Ketika Elektronik Jadi Candu
Di antara hal yang menyebalkan adalah alat produksi macet. Biar agak keren, saya menyebut istilah "alat produksi" untuk merujuk pada komputer atau telepon atau motor. Bagi saya, komputer, telepon, dan motor alat untuk menghasilkan sesuap nasi dan segenggam berlian.
Kalau yang ngadat adalah motor, saya masih tidak terlalu risau. Jalan kaki, ngojek, naik angkutan umum masih bisa mengatasi problem ini. Jika telepon yang ngadat, itu mah biasa. Anggap saja tidak punya pulsa. Namun jika kedua alat tersebut sangat dibutuhkan dalam hal-hal tertentu kacau beliaulah. Terlebih lagi yang ngadat adalah komputer. Wah, rasanya hampir kiamat tiba.

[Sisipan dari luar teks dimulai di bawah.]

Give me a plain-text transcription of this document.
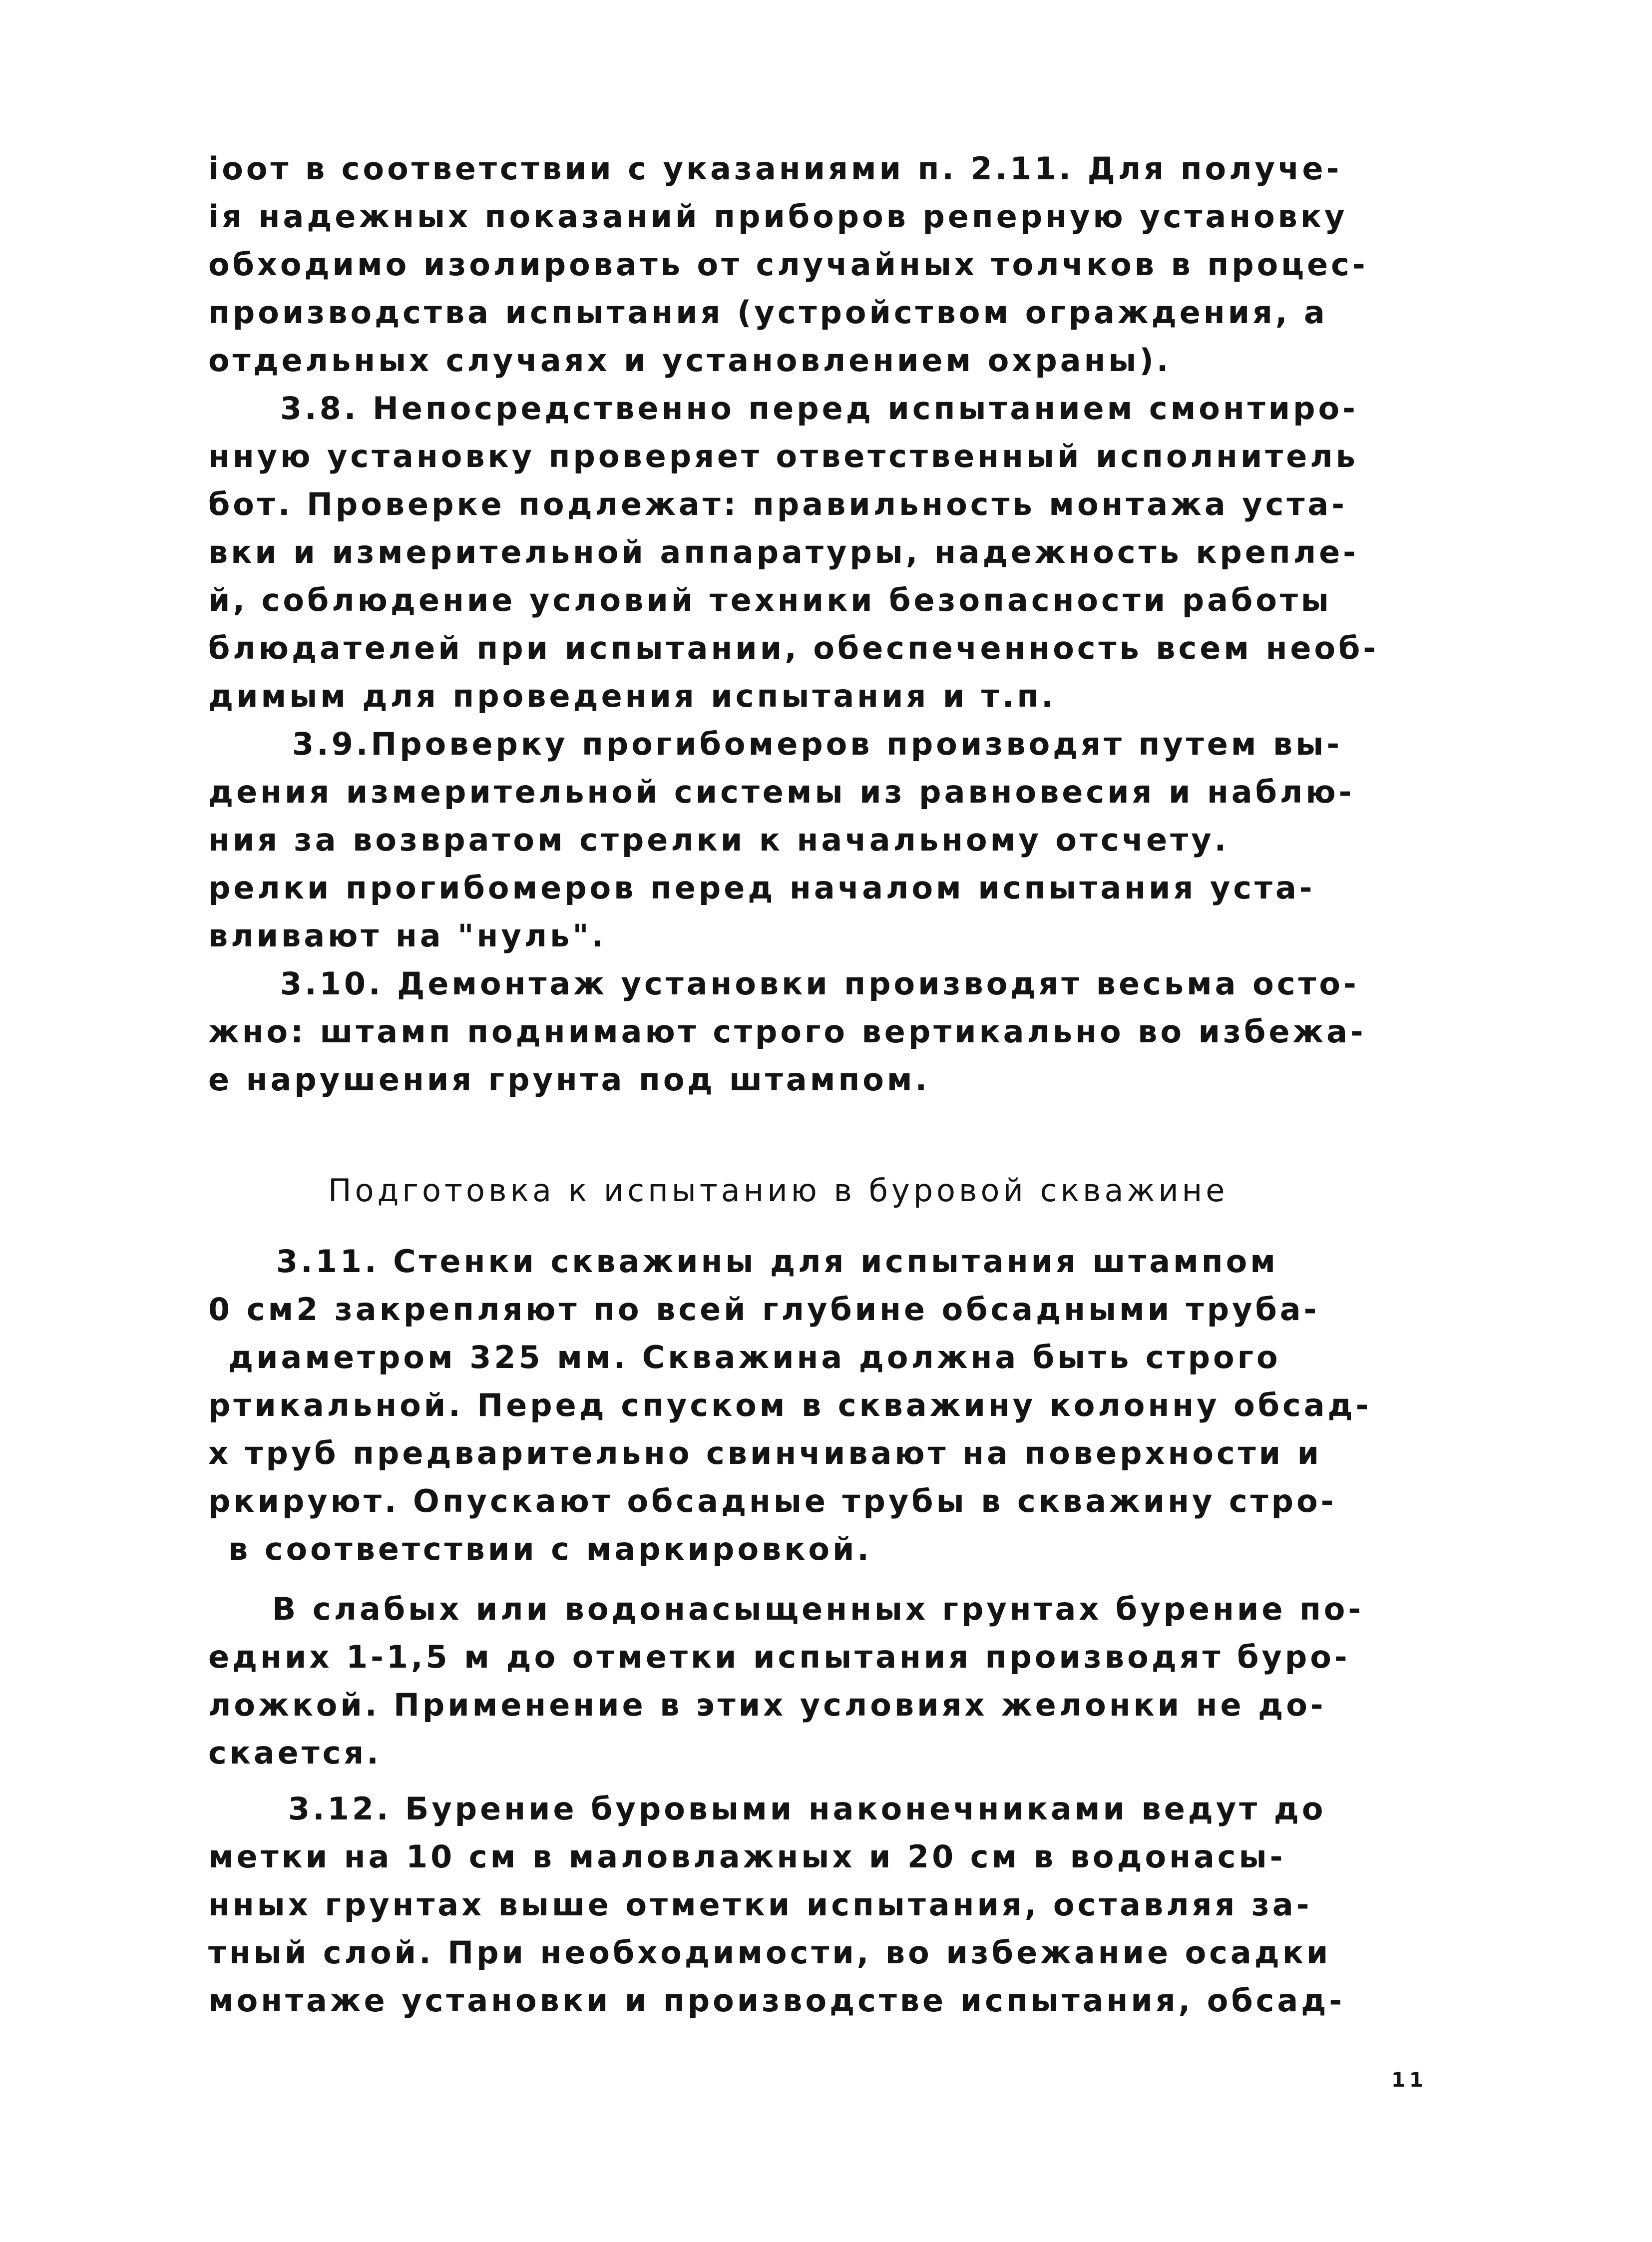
іоот в соответствии с указаниями п. 2.11. Для получе-
ія надежных показаний приборов реперную установку
обходимо изолировать от случайных толчков в процес-
производства испытания (устройством ограждения, а
отдельных случаях и установлением охраны).
3.8. Непосредственно перед испытанием смонтиро-
нную установку проверяет ответственный исполнитель
бот. Проверке подлежат: правильность монтажа уста-
вки и измерительной аппаратуры, надежность крепле-
й, соблюдение условий техники безопасности работы
блюдателей при испытании, обеспеченность всем необ-
димым для проведения испытания и т.п.
3.9.Проверку прогибомеров производят путем вы-
дения измерительной системы из равновесия и наблю-
ния за возвратом стрелки к начальному отсчету.
релки прогибомеров перед началом испытания уста-
вливают на "нуль".
3.10. Демонтаж установки производят весьма осто-
жно: штамп поднимают строго вертикально во избежа-
е нарушения грунта под штампом.
Подготовка к испытанию в буровой скважине
3.11. Стенки скважины для испытания штампом
0 см2 закрепляют по всей глубине обсадными труба-
диаметром 325 мм. Скважина должна быть строго
ртикальной. Перед спуском в скважину колонну обсад-
х труб предварительно свинчивают на поверхности и
ркируют. Опускают обсадные трубы в скважину стро-
в соответствии с маркировкой.
В слабых или водонасыщенных грунтах бурение по-
едних 1-1,5 м до отметки испытания производят буро-
ложкой. Применение в этих условиях желонки не до-
скается.
3.12. Бурение буровыми наконечниками ведут до
метки на 10 см в маловлажных и 20 см в водонасы-
нных грунтах выше отметки испытания, оставляя за-
тный слой. При необходимости, во избежание осадки
монтаже установки и производстве испытания, обсад-
11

Saya ini kategori orang yang sangat ketergantungan pada alat-alat elektronik. Memang dunia saat ini memang pada akhirnya memaksa saya, dan mungkin Anda, untuk ketergantungan pada hasil produk teknologi. Padahal setiap produk teknologi pasti memilki kelemahan yang sangat mendasar, yaitu bisa rusak. Sementara rusaknya barang-barang tersebut, makin lama-makin mahal dan makin ruwet.
Dulu, sebelum ada komputer, manusa mengetik secara manual. Sebelumnya lagi hanya menggunakan tangan. Begitulah, teknologi makin lama-makin memanjakan kita, dan sekaligus melenakan kita. Oleh karena itu antisipasi-antisipasi manual terus perlu dilakukan.

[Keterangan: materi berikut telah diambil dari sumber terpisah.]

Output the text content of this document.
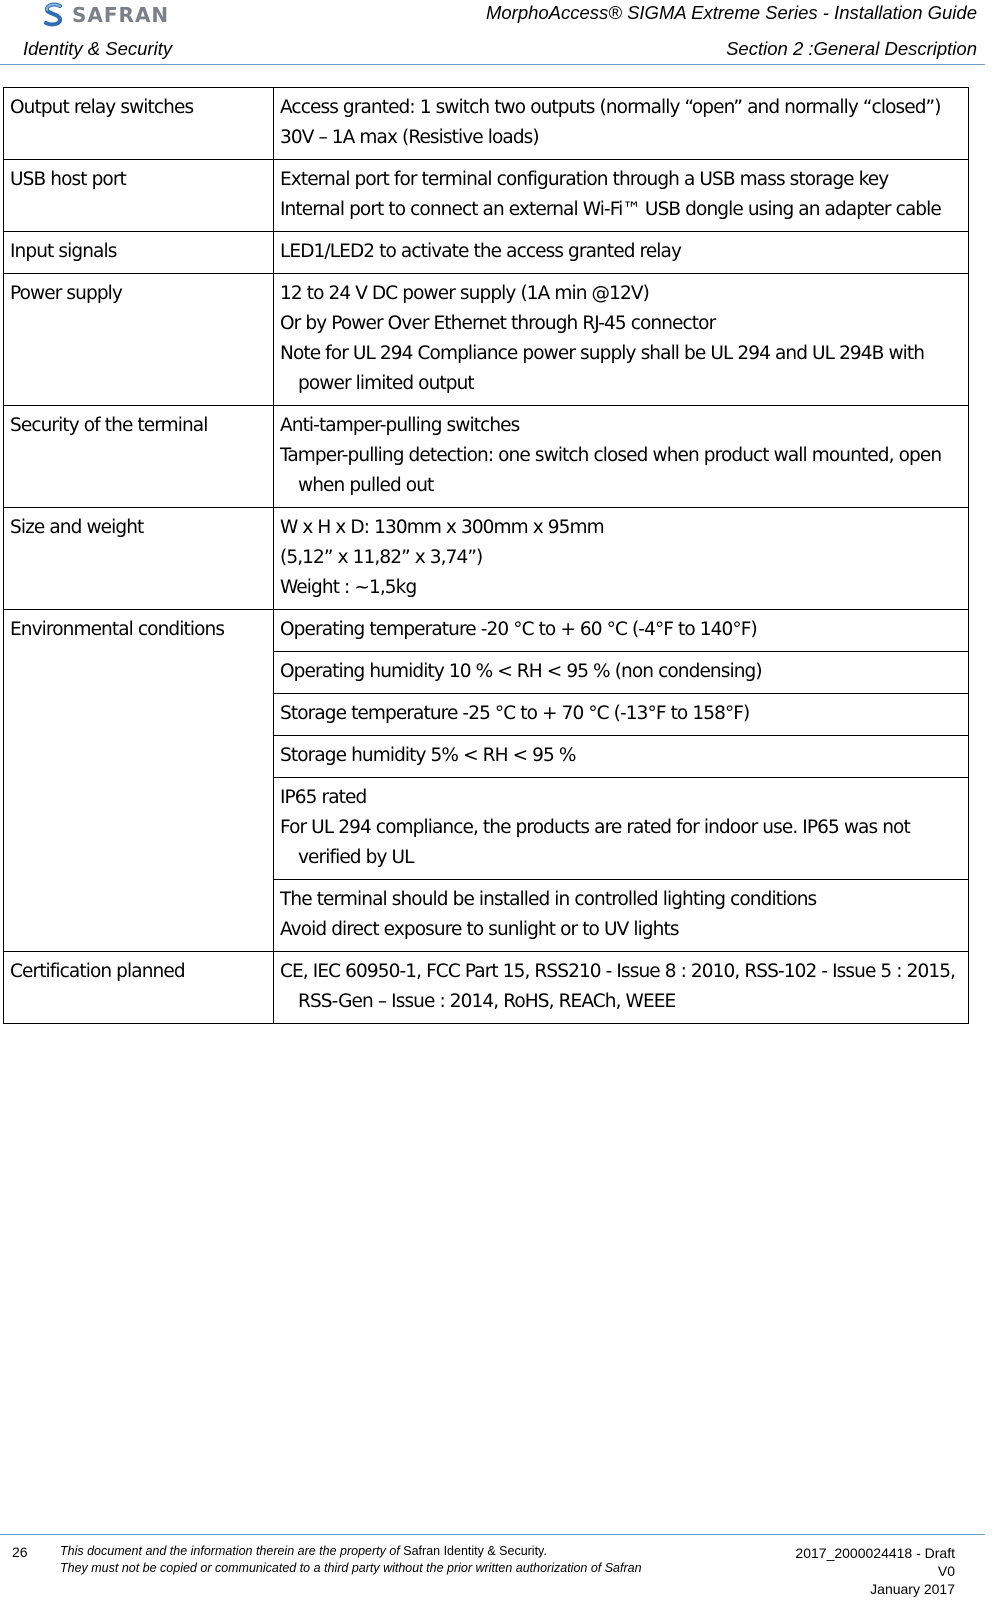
SAFRAN	MorphoAccess® SIGMA Extreme Series - Installation Guide
Identity & Security	Section 2 :General Description
Output relay switches	Access granted: 1 switch two outputs (normally “open” and normally “closed”)
30V – 1A max (Resistive loads)

USB host port	External port for terminal configuration through a USB mass storage key
Internal port to connect an external Wi-Fi™ USB dongle using an adapter cable

Input signals	LED1/LED2 to activate the access granted relay

Power supply	12 to 24 V DC power supply (1A min @12V)
Or by Power Over Ethernet through RJ-45 connector
Note for UL 294 Compliance power supply shall be UL 294 and UL 294B with power limited output

Security of the terminal	Anti-tamper-pulling switches
Tamper-pulling detection: one switch closed when product wall mounted, open when pulled out

Size and weight	W x H x D: 130mm x 300mm x 95mm
(5,12” x 11,82” x 3,74”)
Weight : ~1,5kg

Environmental conditions	Operating temperature -20 °C to + 60 °C (-4°F to 140°F)

	Operating humidity 10 % < RH < 95 % (non condensing)

	Storage temperature -25 °C to + 70 °C (-13°F to 158°F)

	Storage humidity 5% < RH < 95 %

	IP65 rated
For UL 294 compliance, the products are rated for indoor use. IP65 was not verified by UL

	The terminal should be installed in controlled lighting conditions
Avoid direct exposure to sunlight or to UV lights

Certification planned	CE, IEC 60950-1, FCC Part 15, RSS210 - Issue 8 : 2010, RSS-102 - Issue 5 : 2015, RSS-Gen – Issue : 2014, RoHS, REACh, WEEE
26	This document and the information therein are the property of Safran Identity & Security.
They must not be copied or communicated to a third party without the prior written authorization of Safran
2017_2000024418 - Draft
V0
January 2017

Dulu, ketika ikut dengar-dengan pembahasan draft RUU Administrasi Kependudukan, kita membayangkan semua data kependudukan harus elektronik. Pada saat pembahasan itu, ternyata ada negara yang masih mempertahankan model manual. Kenapa? Alasannya teknologi selalu mempunyai kelemahan. Namun, apa enaknya jika semua masih manual? Kalau model negara kita sekarang sih mau elektronik atau manual, fungsi dan manfaatnya tidak jauh berbeda. Bagaimana tidak, wong ngurus administrasi kependudukan tetap saja manual, walaupun ada alat komputer.

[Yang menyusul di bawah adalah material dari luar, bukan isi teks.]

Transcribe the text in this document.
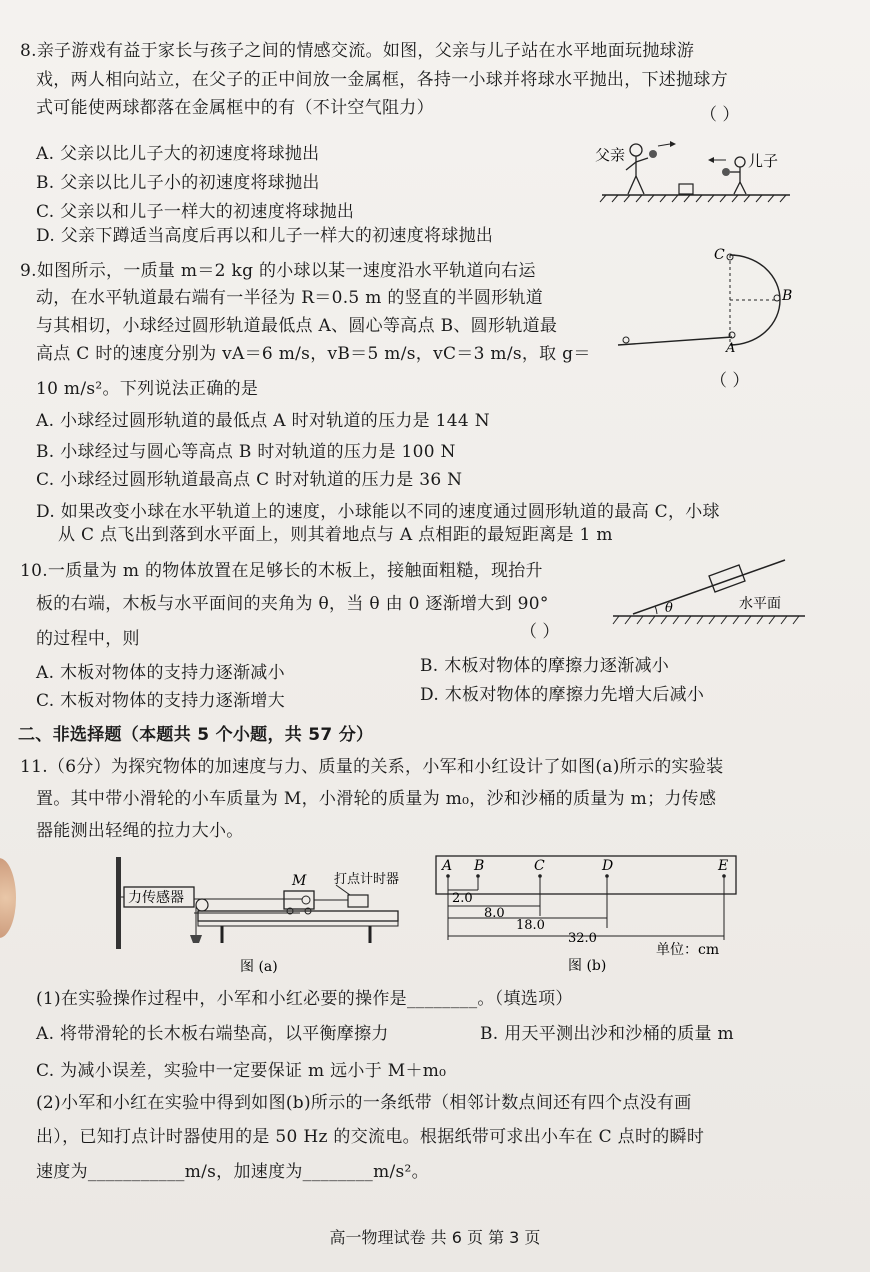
8.亲子游戏有益于家长与孩子之间的情感交流。如图，父亲与儿子站在水平地面玩抛球游
戏，两人相向站立，在父子的正中间放一金属框，各持一小球并将球水平抛出，下述抛球方
式可能使两球都落在金属框中的有（不计空气阻力）	（ ）
A. 父亲以比儿子大的初速度将球抛出
B. 父亲以比儿子小的初速度将球抛出
C. 父亲以和儿子一样大的初速度将球抛出
D. 父亲下蹲适当高度后再以和儿子一样大的初速度将球抛出
父亲	儿子
9.如图所示，一质量 m＝2 kg 的小球以某一速度沿水平轨道向右运
动，在水平轨道最右端有一半径为 R＝0.5 m 的竖直的半圆形轨道
与其相切，小球经过圆形轨道最低点 A、圆心等高点 B、圆形轨道最
高点 C 时的速度分别为 vA＝6 m/s，vB＝5 m/s，vC＝3 m/s，取 g＝
10 m/s²。下列说法正确的是	（ ）
A. 小球经过圆形轨道的最低点 A 时对轨道的压力是 144 N
B. 小球经过与圆心等高点 B 时对轨道的压力是 100 N
C. 小球经过圆形轨道最高点 C 时对轨道的压力是 36 N
D. 如果改变小球在水平轨道上的速度，小球能以不同的速度通过圆形轨道的最高 C，小球
从 C 点飞出到落到水平面上，则其着地点与 A 点相距的最短距离是 1 m
C
B
A
10.一质量为 m 的物体放置在足够长的木板上，接触面粗糙，现抬升
板的右端，木板与水平面间的夹角为 θ，当 θ 由 0 逐渐增大到 90°
的过程中，则	（ ）
A. 木板对物体的支持力逐渐减小	B. 木板对物体的摩擦力逐渐减小
C. 木板对物体的支持力逐渐增大	D. 木板对物体的摩擦力先增大后减小
θ	水平面
二、非选择题（本题共 5 个小题，共 57 分）
11.（6分）为探究物体的加速度与力、质量的关系，小军和小红设计了如图(a)所示的实验装
置。其中带小滑轮的小车质量为 M，小滑轮的质量为 m₀，沙和沙桶的质量为 m；力传感
器能测出轻绳的拉力大小。
力传感器
M 打点计时器
图 (a)
A B	C	D	E
2.0
8.0
18.0
32.0
单位：cm
图 (b)
(1)在实验操作过程中，小军和小红必要的操作是________。（填选项）
A. 将带滑轮的长木板右端垫高，以平衡摩擦力	B. 用天平测出沙和沙桶的质量 m
C. 为减小误差，实验中一定要保证 m 远小于 M＋m₀
(2)小军和小红在实验中得到如图(b)所示的一条纸带（相邻计数点间还有四个点没有画
出），已知打点计时器使用的是 50 Hz 的交流电。根据纸带可求出小车在 C 点时的瞬时
速度为___________m/s，加速度为________m/s²。
高一物理试卷 共 6 页 第 3 页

Alat memang tidak menjamin sebuah kemajuan. Saya pernah datang ke sebuah instansi pemerintah. Ketika masuk ruang, ada seorang ibu sedang merancang anggaran kegiatan menggunakan Excel. Saya berpikir, wajar. Begitu ditanya pimpinannya, bisa nggak anggaran itu dikurangi, lalu si bu itu membuka kalkulator, lalu menghitung angka-angka dalam excel itu... Ini ada di kantor kementerian lho...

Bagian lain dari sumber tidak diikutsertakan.